Although Muse has been in Annapolis since 2007, he is known for his independence from the Democratic leadership there and would also likely try to claim the outsider label.

“Muse is the only one who has built his career on standing up to the establishment,” said Wayne Clarke, a veteran political operative who is close to the senator.

Edwards has a national profile based on her leadership roles on the Democratic Congressional Campaign Committee, backing from progressive groups including Emily’s List and frequent bookings on cable news shows.

She won nearly twice as many Prince George’s County votes in the Senate primary as Van Hollen, who nevertheless won the nomination and went on to capture the Senate seat.

Stung by the Democrats’ loss of the White House last year, progressives nationwide are vying for greater influence within a party they argue is out of touch with working people and corrupted by the influence of money in political campaigns.
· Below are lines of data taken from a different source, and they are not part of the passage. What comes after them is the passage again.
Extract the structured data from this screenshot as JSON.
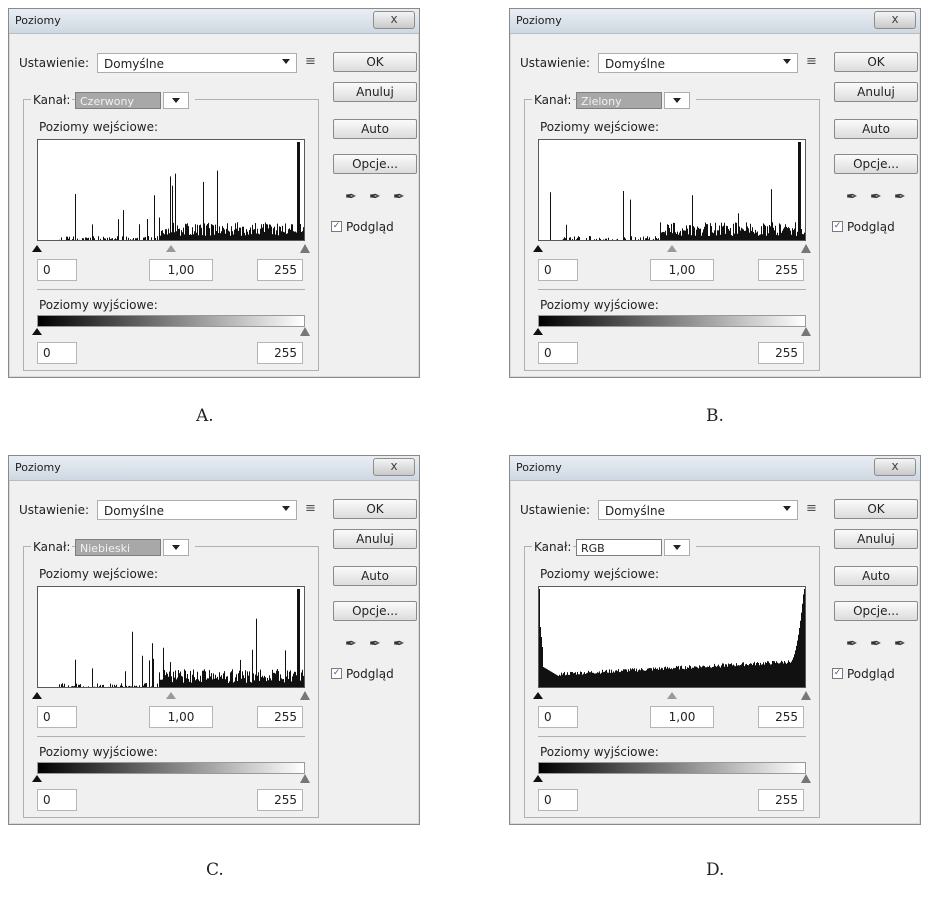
{
  "dialogs": [
    {
      "title": "Poziomy",
      "close": "x",
      "preset_label": "Ustawienie:",
      "preset_value": "Domyślne",
      "ok": "OK",
      "cancel": "Anuluj",
      "auto": "Auto",
      "options": "Opcje...",
      "preview": "Podgląd",
      "channel_label": "Kanał:",
      "channel_value": "Czerwony",
      "input_levels": "Poziomy wejściowe:",
      "output_levels": "Poziomy wyjściowe:",
      "in_black": "0",
      "in_gamma": "1,00",
      "in_white": "255",
      "out_black": "0",
      "out_white": "255",
      "caption": "A."
    },
    {
      "title": "Poziomy",
      "close": "x",
      "preset_label": "Ustawienie:",
      "preset_value": "Domyślne",
      "ok": "OK",
      "cancel": "Anuluj",
      "auto": "Auto",
      "options": "Opcje...",
      "preview": "Podgląd",
      "channel_label": "Kanał:",
      "channel_value": "Zielony",
      "input_levels": "Poziomy wejściowe:",
      "output_levels": "Poziomy wyjściowe:",
      "in_black": "0",
      "in_gamma": "1,00",
      "in_white": "255",
      "out_black": "0",
      "out_white": "255",
      "caption": "B."
    },
    {
      "title": "Poziomy",
      "close": "x",
      "preset_label": "Ustawienie:",
      "preset_value": "Domyślne",
      "ok": "OK",
      "cancel": "Anuluj",
      "auto": "Auto",
      "options": "Opcje...",
      "preview": "Podgląd",
      "channel_label": "Kanał:",
      "channel_value": "Niebieski",
      "input_levels": "Poziomy wejściowe:",
      "output_levels": "Poziomy wyjściowe:",
      "in_black": "0",
      "in_gamma": "1,00",
      "in_white": "255",
      "out_black": "0",
      "out_white": "255",
      "caption": "C."
    },
    {
      "title": "Poziomy",
      "close": "x",
      "preset_label": "Ustawienie:",
      "preset_value": "Domyślne",
      "ok": "OK",
      "cancel": "Anuluj",
      "auto": "Auto",
      "options": "Opcje...",
      "preview": "Podgląd",
      "channel_label": "Kanał:",
      "channel_value": "RGB",
      "input_levels": "Poziomy wejściowe:",
      "output_levels": "Poziomy wyjściowe:",
      "in_black": "0",
      "in_gamma": "1,00",
      "in_white": "255",
      "out_black": "0",
      "out_white": "255",
      "caption": "D."
    }
  ],
  "icons": {
    "close": "close-icon",
    "menu": "preset-menu-icon",
    "dropdown": "chevron-down-icon",
    "eyedroppers": [
      "black-eyedropper-icon",
      "gray-eyedropper-icon",
      "white-eyedropper-icon"
    ],
    "checkmark": "checkmark-icon"
  },
  "colors": {
    "dialog_bg": "#f0f0f0",
    "channel_highlight": "#a8a8a8",
    "histogram": "#111111"
  }
}
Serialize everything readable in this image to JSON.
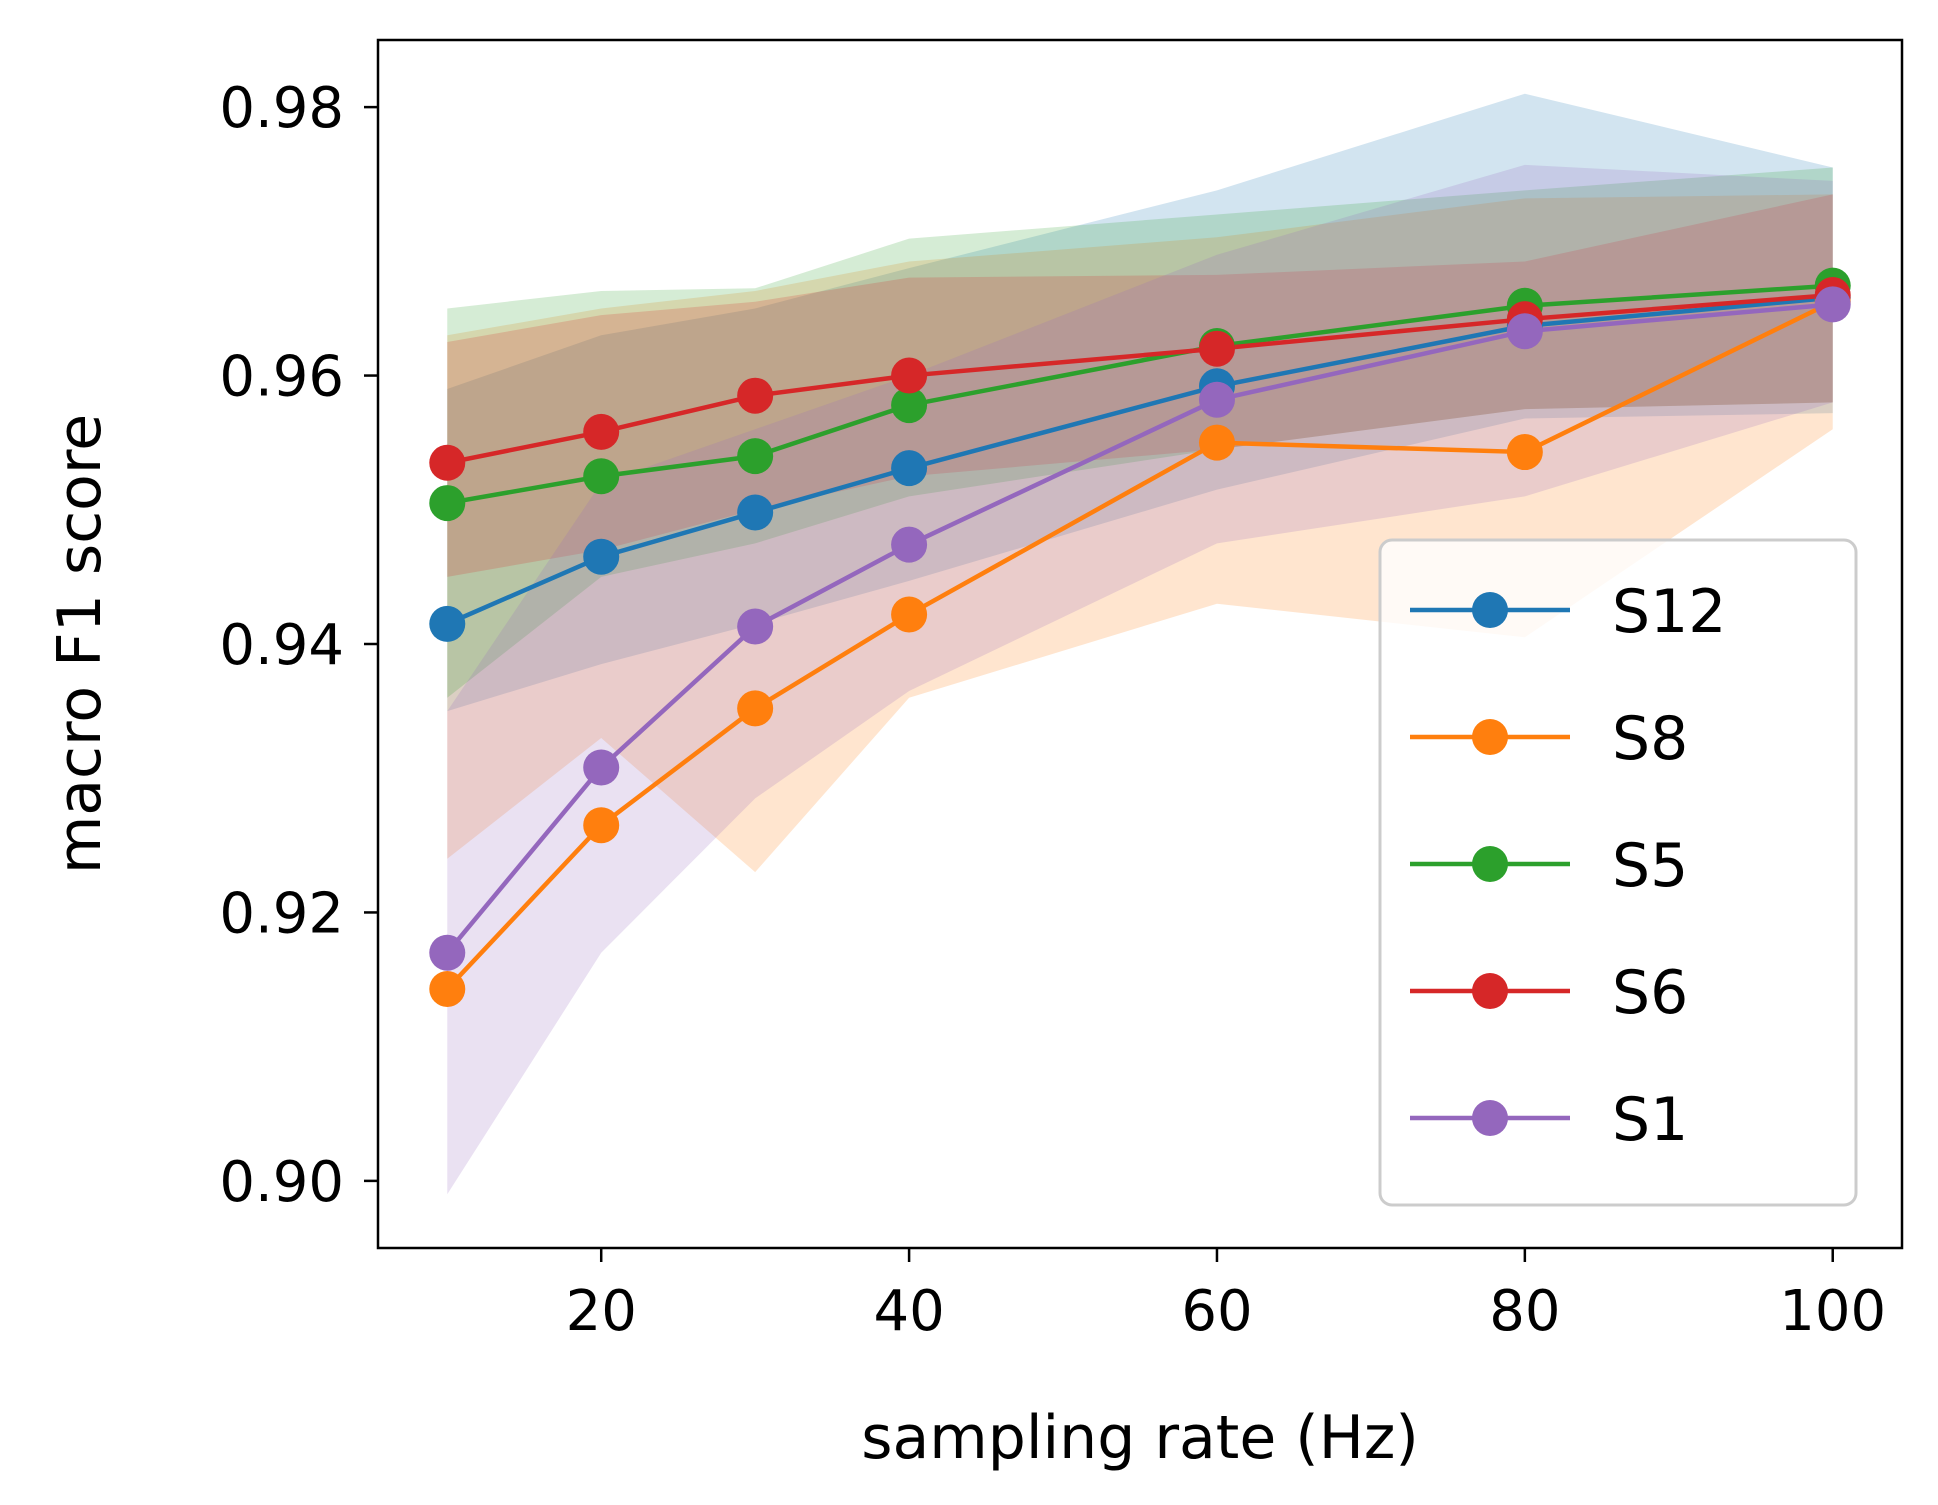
{
  "chart_data": {
    "type": "line",
    "title": "",
    "xlabel": "sampling rate (Hz)",
    "ylabel": "macro F1 score",
    "xlim": [
      5.5,
      104.5
    ],
    "ylim": [
      0.895,
      0.985
    ],
    "x": [
      10,
      20,
      30,
      40,
      60,
      80,
      100
    ],
    "xticks": [
      20,
      40,
      60,
      80,
      100
    ],
    "xtick_labels": [
      "20",
      "40",
      "60",
      "80",
      "100"
    ],
    "yticks": [
      0.9,
      0.92,
      0.94,
      0.96,
      0.98
    ],
    "ytick_labels": [
      "0.90",
      "0.92",
      "0.94",
      "0.96",
      "0.98"
    ],
    "grid": false,
    "legend_position": "lower-right",
    "series": [
      {
        "name": "S12",
        "color": "#1f77b4",
        "values": [
          0.9415,
          0.9465,
          0.9498,
          0.9531,
          0.9592,
          0.9637,
          0.9658
        ],
        "lower": [
          0.935,
          0.9385,
          0.9415,
          0.9447,
          0.9515,
          0.9568,
          0.9572
        ],
        "upper": [
          0.959,
          0.963,
          0.965,
          0.968,
          0.9738,
          0.981,
          0.9755
        ]
      },
      {
        "name": "S8",
        "color": "#ff7f0e",
        "values": [
          0.9143,
          0.9265,
          0.9352,
          0.9422,
          0.955,
          0.9543,
          0.9655
        ],
        "lower": [
          0.924,
          0.933,
          0.923,
          0.936,
          0.943,
          0.9405,
          0.956
        ],
        "upper": [
          0.963,
          0.965,
          0.9663,
          0.9685,
          0.9703,
          0.9732,
          0.9735
        ]
      },
      {
        "name": "S5",
        "color": "#2ca02c",
        "values": [
          0.9505,
          0.9525,
          0.954,
          0.9578,
          0.9622,
          0.9652,
          0.9667
        ],
        "lower": [
          0.936,
          0.945,
          0.9475,
          0.951,
          0.9545,
          0.9575,
          0.958
        ],
        "upper": [
          0.965,
          0.9663,
          0.9665,
          0.9702,
          0.972,
          0.9738,
          0.9755
        ]
      },
      {
        "name": "S6",
        "color": "#d62728",
        "values": [
          0.9535,
          0.9558,
          0.9585,
          0.96,
          0.962,
          0.9642,
          0.966
        ],
        "lower": [
          0.945,
          0.947,
          0.95,
          0.9525,
          0.9545,
          0.9575,
          0.958
        ],
        "upper": [
          0.9625,
          0.9645,
          0.9655,
          0.9673,
          0.9675,
          0.9685,
          0.9735
        ]
      },
      {
        "name": "S1",
        "color": "#9467bd",
        "values": [
          0.917,
          0.9308,
          0.9413,
          0.9474,
          0.9582,
          0.9633,
          0.9653
        ],
        "lower": [
          0.899,
          0.917,
          0.9285,
          0.9365,
          0.9475,
          0.951,
          0.958
        ],
        "upper": [
          0.935,
          0.952,
          0.956,
          0.96,
          0.969,
          0.9757,
          0.9745
        ]
      }
    ]
  }
}
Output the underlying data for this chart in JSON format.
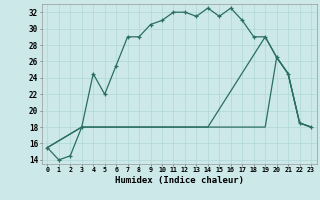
{
  "xlabel": "Humidex (Indice chaleur)",
  "xlim": [
    -0.5,
    23.5
  ],
  "ylim": [
    13.5,
    33.0
  ],
  "yticks": [
    14,
    16,
    18,
    20,
    22,
    24,
    26,
    28,
    30,
    32
  ],
  "xticks": [
    0,
    1,
    2,
    3,
    4,
    5,
    6,
    7,
    8,
    9,
    10,
    11,
    12,
    13,
    14,
    15,
    16,
    17,
    18,
    19,
    20,
    21,
    22,
    23
  ],
  "bg_color": "#cce8e8",
  "line_color": "#2a6e62",
  "series1_x": [
    0,
    1,
    2,
    3,
    4,
    5,
    6,
    7,
    8,
    9,
    10,
    11,
    12,
    13,
    14,
    15,
    16,
    17,
    18,
    19,
    20,
    21,
    22,
    23
  ],
  "series1_y": [
    15.5,
    14.0,
    14.5,
    18.0,
    24.5,
    22.0,
    25.5,
    29.0,
    29.0,
    30.5,
    31.0,
    32.0,
    32.0,
    31.5,
    32.5,
    31.5,
    32.5,
    31.0,
    29.0,
    29.0,
    26.5,
    24.5,
    18.5,
    18.0
  ],
  "series2_x": [
    0,
    3,
    14,
    19,
    20,
    21,
    22,
    23
  ],
  "series2_y": [
    15.5,
    18.0,
    18.0,
    29.0,
    26.5,
    24.5,
    18.5,
    18.0
  ],
  "series3_x": [
    0,
    3,
    18,
    19,
    20,
    21,
    22,
    23
  ],
  "series3_y": [
    15.5,
    18.0,
    18.0,
    18.0,
    26.5,
    24.5,
    18.5,
    18.0
  ]
}
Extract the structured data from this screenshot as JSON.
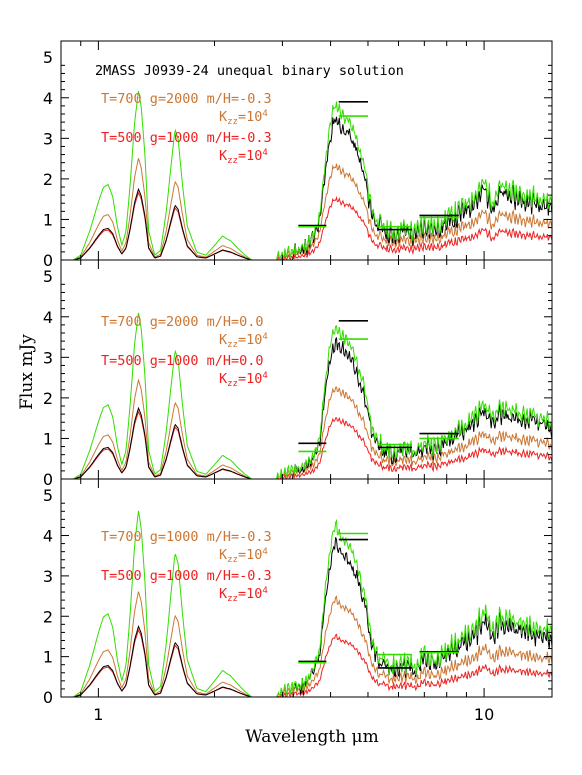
{
  "chart_data": {
    "type": "line",
    "title": "2MASS J0939-24 unequal binary solution",
    "xlabel": "Wavelength μm",
    "ylabel": "Flux mJy",
    "x_scale": "log",
    "xlim": [
      0.8,
      15
    ],
    "ylim": [
      0,
      5.4
    ],
    "x_tick_labels": [
      "1",
      "10"
    ],
    "y_tick_labels": [
      "0",
      "1",
      "2",
      "3",
      "4",
      "5"
    ],
    "colors": {
      "observed": "#000000",
      "sum": "#33dd00",
      "warm": "#cc7733",
      "cold": "#ee2222"
    },
    "panels": [
      {
        "annotations": [
          {
            "text": "T=700 g=2000 m/H=-0.3",
            "color": "#cc7733"
          },
          {
            "text": "K",
            "sub": "zz",
            "mid": "=10",
            "sup": "4",
            "color": "#cc7733"
          },
          {
            "text": "T=500 g=1000 m/H=-0.3",
            "color": "#ee2222"
          },
          {
            "text": "K",
            "sub": "zz",
            "mid": "=10",
            "sup": "4",
            "color": "#ee2222"
          }
        ],
        "sum_scale": 1.0,
        "warm_scale": 0.72,
        "photometry": [
          {
            "x1": 3.3,
            "x2": 3.9,
            "y": 0.85,
            "color": "#000000"
          },
          {
            "x1": 3.3,
            "x2": 3.9,
            "y": 0.82,
            "color": "#33dd00"
          },
          {
            "x1": 4.2,
            "x2": 5.0,
            "y": 3.9,
            "color": "#000000"
          },
          {
            "x1": 4.2,
            "x2": 5.0,
            "y": 3.55,
            "color": "#33dd00"
          },
          {
            "x1": 5.3,
            "x2": 6.5,
            "y": 0.75,
            "color": "#000000"
          },
          {
            "x1": 5.3,
            "x2": 6.5,
            "y": 0.82,
            "color": "#33dd00"
          },
          {
            "x1": 6.8,
            "x2": 8.6,
            "y": 1.1,
            "color": "#000000"
          },
          {
            "x1": 6.8,
            "x2": 8.6,
            "y": 1.05,
            "color": "#33dd00"
          }
        ]
      },
      {
        "annotations": [
          {
            "text": "T=700 g=2000 m/H=0.0",
            "color": "#cc7733"
          },
          {
            "text": "K",
            "sub": "zz",
            "mid": "=10",
            "sup": "4",
            "color": "#cc7733"
          },
          {
            "text": "T=500 g=1000 m/H=0.0",
            "color": "#ee2222"
          },
          {
            "text": "K",
            "sub": "zz",
            "mid": "=10",
            "sup": "4",
            "color": "#ee2222"
          }
        ],
        "sum_scale": 1.0,
        "warm_scale": 0.7,
        "photometry": [
          {
            "x1": 3.3,
            "x2": 3.9,
            "y": 0.88,
            "color": "#000000"
          },
          {
            "x1": 3.3,
            "x2": 3.9,
            "y": 0.68,
            "color": "#33dd00"
          },
          {
            "x1": 4.2,
            "x2": 5.0,
            "y": 3.9,
            "color": "#000000"
          },
          {
            "x1": 4.2,
            "x2": 5.0,
            "y": 3.45,
            "color": "#33dd00"
          },
          {
            "x1": 5.3,
            "x2": 6.5,
            "y": 0.78,
            "color": "#000000"
          },
          {
            "x1": 5.3,
            "x2": 6.5,
            "y": 0.85,
            "color": "#33dd00"
          },
          {
            "x1": 6.8,
            "x2": 8.6,
            "y": 1.12,
            "color": "#000000"
          },
          {
            "x1": 6.8,
            "x2": 8.6,
            "y": 1.0,
            "color": "#33dd00"
          }
        ]
      },
      {
        "annotations": [
          {
            "text": "T=700 g=1000 m/H=-0.3",
            "color": "#cc7733"
          },
          {
            "text": "K",
            "sub": "zz",
            "mid": "=10",
            "sup": "4",
            "color": "#cc7733"
          },
          {
            "text": "T=500 g=1000 m/H=-0.3",
            "color": "#ee2222"
          },
          {
            "text": "K",
            "sub": "zz",
            "mid": "=10",
            "sup": "4",
            "color": "#ee2222"
          }
        ],
        "sum_scale": 1.08,
        "warm_scale": 0.75,
        "photometry": [
          {
            "x1": 3.3,
            "x2": 3.9,
            "y": 0.88,
            "color": "#000000"
          },
          {
            "x1": 3.3,
            "x2": 3.9,
            "y": 0.85,
            "color": "#33dd00"
          },
          {
            "x1": 4.2,
            "x2": 5.0,
            "y": 3.9,
            "color": "#000000"
          },
          {
            "x1": 4.2,
            "x2": 5.0,
            "y": 4.05,
            "color": "#33dd00"
          },
          {
            "x1": 5.3,
            "x2": 6.5,
            "y": 0.72,
            "color": "#000000"
          },
          {
            "x1": 5.3,
            "x2": 6.5,
            "y": 1.05,
            "color": "#33dd00"
          },
          {
            "x1": 6.8,
            "x2": 8.6,
            "y": 1.12,
            "color": "#000000"
          },
          {
            "x1": 6.8,
            "x2": 8.6,
            "y": 1.1,
            "color": "#33dd00"
          }
        ]
      }
    ],
    "observed_spectrum": [
      [
        0.86,
        0.0
      ],
      [
        0.9,
        0.05
      ],
      [
        0.95,
        0.3
      ],
      [
        1.0,
        0.6
      ],
      [
        1.03,
        0.75
      ],
      [
        1.06,
        0.78
      ],
      [
        1.09,
        0.65
      ],
      [
        1.12,
        0.35
      ],
      [
        1.15,
        0.15
      ],
      [
        1.18,
        0.3
      ],
      [
        1.21,
        0.8
      ],
      [
        1.24,
        1.4
      ],
      [
        1.27,
        1.75
      ],
      [
        1.29,
        1.6
      ],
      [
        1.32,
        1.1
      ],
      [
        1.35,
        0.3
      ],
      [
        1.4,
        0.05
      ],
      [
        1.45,
        0.1
      ],
      [
        1.5,
        0.5
      ],
      [
        1.55,
        1.05
      ],
      [
        1.58,
        1.35
      ],
      [
        1.61,
        1.25
      ],
      [
        1.65,
        0.8
      ],
      [
        1.7,
        0.35
      ],
      [
        1.8,
        0.08
      ],
      [
        1.9,
        0.05
      ],
      [
        2.0,
        0.15
      ],
      [
        2.05,
        0.2
      ],
      [
        2.1,
        0.25
      ],
      [
        2.15,
        0.22
      ],
      [
        2.2,
        0.2
      ],
      [
        2.3,
        0.12
      ],
      [
        2.4,
        0.05
      ],
      [
        2.5,
        0.0
      ],
      [
        2.9,
        0.0
      ]
    ],
    "cold_spectrum": [
      [
        0.86,
        0.0
      ],
      [
        0.95,
        0.05
      ],
      [
        1.0,
        0.12
      ],
      [
        1.05,
        0.18
      ],
      [
        1.1,
        0.1
      ],
      [
        1.15,
        0.04
      ],
      [
        1.2,
        0.1
      ],
      [
        1.25,
        0.28
      ],
      [
        1.28,
        0.35
      ],
      [
        1.32,
        0.2
      ],
      [
        1.38,
        0.03
      ],
      [
        1.5,
        0.05
      ],
      [
        1.57,
        0.2
      ],
      [
        1.62,
        0.18
      ],
      [
        1.7,
        0.05
      ],
      [
        1.9,
        0.02
      ],
      [
        2.1,
        0.05
      ],
      [
        2.3,
        0.02
      ],
      [
        2.9,
        0.0
      ],
      [
        3.1,
        0.05
      ],
      [
        3.4,
        0.1
      ],
      [
        3.6,
        0.2
      ],
      [
        3.75,
        0.4
      ],
      [
        3.85,
        0.85
      ],
      [
        3.95,
        1.2
      ],
      [
        4.05,
        1.45
      ],
      [
        4.15,
        1.5
      ],
      [
        4.3,
        1.4
      ],
      [
        4.45,
        1.35
      ],
      [
        4.6,
        1.25
      ],
      [
        4.75,
        1.05
      ],
      [
        4.9,
        0.9
      ],
      [
        5.05,
        0.6
      ],
      [
        5.2,
        0.4
      ],
      [
        5.5,
        0.3
      ],
      [
        5.8,
        0.25
      ],
      [
        6.2,
        0.3
      ],
      [
        6.6,
        0.25
      ],
      [
        7.0,
        0.35
      ],
      [
        7.5,
        0.3
      ],
      [
        8.0,
        0.4
      ],
      [
        8.5,
        0.45
      ],
      [
        9.0,
        0.55
      ],
      [
        9.5,
        0.6
      ],
      [
        10.0,
        0.75
      ],
      [
        10.5,
        0.55
      ],
      [
        11.0,
        0.7
      ],
      [
        12.0,
        0.65
      ],
      [
        13.0,
        0.6
      ],
      [
        14.0,
        0.6
      ],
      [
        15.0,
        0.55
      ]
    ]
  }
}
The same dynamics are playing out on the local level, said Suchitra Balachandran, a leader in the Prince George’s chapter of Our Revolution. She and others supporting the effort to draft Edwards say developers, not residents, have too much sway over county politics.

“Our elected officials are often not accountable to the people,” said Balachandran, pointing to a successful developer-backed effort last fall to add two at-large seats to the County Council. Balachandran opposed the measure, as did Edwards. “Donna Edwards is an activist at heart, and she addresses fundamental issues that are good for the people,” Balachandran said.

Alsobrooks, who backed the proposal for two more council seats, is popular with party leaders as well as voters, who elected her to two terms. She has more than $500,000 in her campaign account, compared with Edwards, who has $300 in a federal account. Edwards does not have a campaign finance entity listed on the state database.

Community activist Zeno St. Cyr disagreed with Edwards backers who are trying to label Alsobrooks as part of the establishment.

“She has demonstrated that she is her own person who will be guided by her own principles and integrity,” he said. “Just look at her record and judge her on the merits.”

Alsobrooks was the only state’s attorney in Maryland to publicly oppose a bill sponsored by Muse to revive the state’s cash-bail program. The legislation was denounced by progressives who had worked for years to eliminate bail for poor defendants. It passed in the Senate but died in the House.